Yoffie noted that Israel is a small nation that has had to balance geopolitical realities with compelling moral matters.

“This is a moral appeal to Jewish individuals around the world,” he said.

Organizers said they also did not want to harm athletes.

The wholesale US-led boycott of the 1980 Moscow Olympics is now considered a failure that hampered athletic careers more than it moved the Soviet Union to change its Afghanistan policies.

Appealing to rabbis to sign as individuals circumvented the difficult questions that would arise if Jewish organizations were involved.

The organizers did not approach Jewish groups, although they hoped that some would sign on. The American Jewish Congress has signed.

The ADL in rejecting the boycott call said, “While there is no doubt that China has an extremely poor human rights record and that its actions in Tibet and Sudan are to be condemned, we believe that asking the Jewish community to engage in a boycott of the games could be counterproductive and would not produce any tangible result.”

Greenberg and Lookstein lined up other Orthodox notables to sign on, including Rabbi Norman Lamm, the chancellor of Yeshiva University; Rabbi Dov Linzer, the dean of Yeshivat Chovevei Torah, a rabbinical school in New York City, and David Bernstein, the dean of the Pardes Institute for Jewish Studies in Israel.

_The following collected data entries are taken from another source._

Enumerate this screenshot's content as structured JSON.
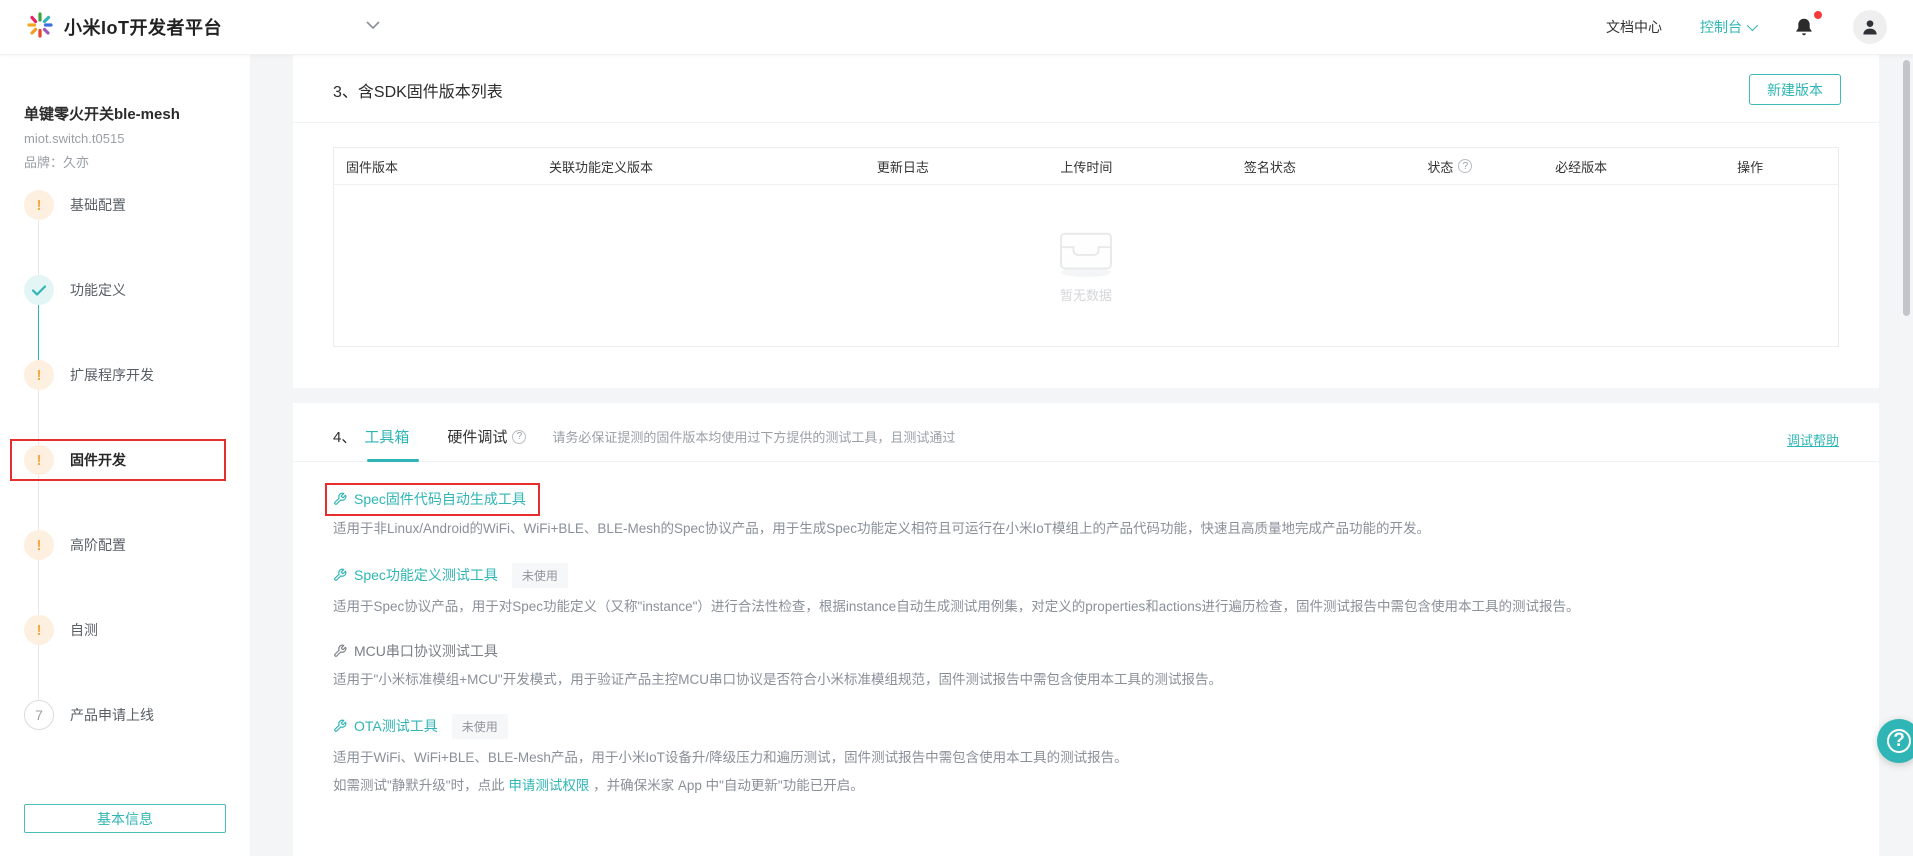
{
  "colors": {
    "accent_teal": "#2fb5b5",
    "warning_orange": "#f5a843",
    "warning_bg": "#fdf0e0",
    "annotation_red": "#e62e2e",
    "muted_gray": "#9aa0a6"
  },
  "icons": {
    "logo": "xiaomi-iot-starburst",
    "product_switcher": "chevron-down",
    "console_caret": "chevron-down",
    "notifications": "bell-with-red-dot",
    "account": "person-avatar",
    "status_help": "question-circle",
    "hardware_debug_help": "question-circle",
    "tool": "wrench",
    "empty": "inbox-tray",
    "floating_help": "question-circle"
  },
  "topbar": {
    "title": "小米IoT开发者平台",
    "doc_center": "文档中心",
    "console": "控制台"
  },
  "sidebar": {
    "product_name": "单键零火开关ble-mesh",
    "product_model": "miot.switch.t0515",
    "brand": "品牌：久亦",
    "steps": [
      {
        "label": "基础配置",
        "status": "warning"
      },
      {
        "label": "功能定义",
        "status": "done"
      },
      {
        "label": "扩展程序开发",
        "status": "warning"
      },
      {
        "label": "固件开发",
        "status": "warning",
        "highlighted": true
      },
      {
        "label": "高阶配置",
        "status": "warning"
      },
      {
        "label": "自测",
        "status": "warning"
      },
      {
        "label": "产品申请上线",
        "status": "number",
        "number": "7"
      }
    ],
    "basic_info_button": "基本信息"
  },
  "firmware_section": {
    "title": "3、含SDK固件版本列表",
    "new_version_button": "新建版本",
    "table_headers": [
      "固件版本",
      "关联功能定义版本",
      "更新日志",
      "上传时间",
      "签名状态",
      "状态",
      "必经版本",
      "操作"
    ],
    "empty_text": "暂无数据"
  },
  "toolbox_section": {
    "number": "4、",
    "tabs": [
      {
        "label": "工具箱",
        "active": true
      },
      {
        "label": "硬件调试",
        "active": false
      }
    ],
    "note": "请务必保证提测的固件版本均使用过下方提供的测试工具，且测试通过",
    "help_link": "调试帮助",
    "tools": [
      {
        "name": "Spec固件代码自动生成工具",
        "highlighted": true,
        "desc": "适用于非Linux/Android的WiFi、WiFi+BLE、BLE-Mesh的Spec协议产品，用于生成Spec功能定义相符且可运行在小米IoT模组上的产品代码功能，快速且高质量地完成产品功能的开发。"
      },
      {
        "name": "Spec功能定义测试工具",
        "badge": "未使用",
        "desc": "适用于Spec协议产品，用于对Spec功能定义（又称\"instance\"）进行合法性检查，根据instance自动生成测试用例集，对定义的properties和actions进行遍历检查，固件测试报告中需包含使用本工具的测试报告。"
      },
      {
        "name": "MCU串口协议测试工具",
        "muted": true,
        "desc": "适用于\"小米标准模组+MCU\"开发模式，用于验证产品主控MCU串口协议是否符合小米标准模组规范，固件测试报告中需包含使用本工具的测试报告。"
      },
      {
        "name": "OTA测试工具",
        "badge": "未使用",
        "desc": "适用于WiFi、WiFi+BLE、BLE-Mesh产品，用于小米IoT设备升/降级压力和遍历测试，固件测试报告中需包含使用本工具的测试报告。",
        "extra_prefix": "如需测试\"静默升级\"时，点此 ",
        "extra_link": "申请测试权限",
        "extra_suffix": " ，并确保米家 App 中\"自动更新\"功能已开启。"
      }
    ]
  }
}
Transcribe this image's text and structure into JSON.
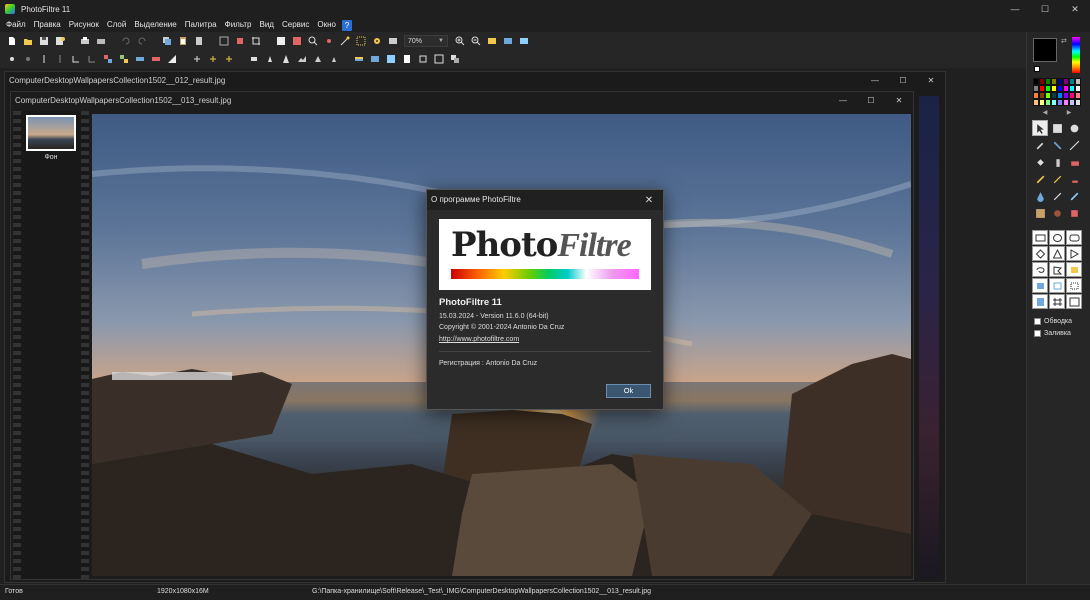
{
  "app": {
    "title": "PhotoFiltre 11"
  },
  "menu": [
    "Файл",
    "Правка",
    "Рисунок",
    "Слой",
    "Выделение",
    "Палитра",
    "Фильтр",
    "Вид",
    "Сервис",
    "Окно"
  ],
  "help_label": "?",
  "toolbar": {
    "zoom": "70%"
  },
  "documents": {
    "back_title": "ComputerDesktopWallpapersCollection1502__012_result.jpg",
    "front_title": "ComputerDesktopWallpapersCollection1502__013_result.jpg",
    "layer_name": "Фон"
  },
  "about": {
    "title": "О программе PhotoFiltre",
    "logo_text_a": "Pho",
    "logo_text_b": "to",
    "logo_text_c": "Filtre",
    "product": "PhotoFiltre 11",
    "version": "15.03.2024 - Version 11.6.0 (64-bit)",
    "copyright": "Copyright © 2001-2024  Antonio Da Cruz",
    "link": "http://www.photofiltre.com",
    "registration": "Регистрация : Antonio Da Cruz",
    "ok": "Ok"
  },
  "right_panel": {
    "outline_label": "Обводка",
    "fill_label": "Заливка",
    "palette": [
      "#000000",
      "#800000",
      "#008000",
      "#808000",
      "#000080",
      "#800080",
      "#008080",
      "#c0c0c0",
      "#808080",
      "#ff0000",
      "#00ff00",
      "#ffff00",
      "#0000ff",
      "#ff00ff",
      "#00ffff",
      "#ffffff",
      "#ff8040",
      "#804000",
      "#80ff00",
      "#004040",
      "#0080ff",
      "#8000ff",
      "#ff0080",
      "#ff8080",
      "#ffc080",
      "#ffff80",
      "#80ff80",
      "#80ffff",
      "#8080ff",
      "#ff80ff",
      "#c0c0ff",
      "#e0e0e0"
    ]
  },
  "status": {
    "ready": "Готов",
    "size": "1920x1080x16M",
    "path": "G:\\Папка-хранилище\\Soft\\Release\\_Test\\_IMG\\ComputerDesktopWallpapersCollection1502__013_result.jpg"
  }
}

They were joined by the leaders of the Reform, Conservative and Reconstructionist movements, as well as dozens of rabbis across the US and Canada.

Some organizations have gone even further, asking for government action.
Earlier this month at least three groups — the Reform movement; the Jewish Council for Public Affairs, an advocacy umbrella organization bringing together national groups and local communities; and the American Jewish World Service, — called on President Bush to boycott the opening ceremony of the Olympics, a high-profile step that would not harm athletes.

Bush spokesmen say he plans to attend, although they emphatically do not rule out a change of heart.

Hadar Susskind, the JCPA’s Washington director, welcomed the rabbis’ statement but wondered about its effectiveness.

“I don’t know how useful that is as a real lever to get China to change its practices,” he said.

Rabbi Joel Meyers, the executive vice president of the Conservative movement’s Rabbinical Assembly, said he hoped the call would resonate beyond Jewish tourists but doubted it would.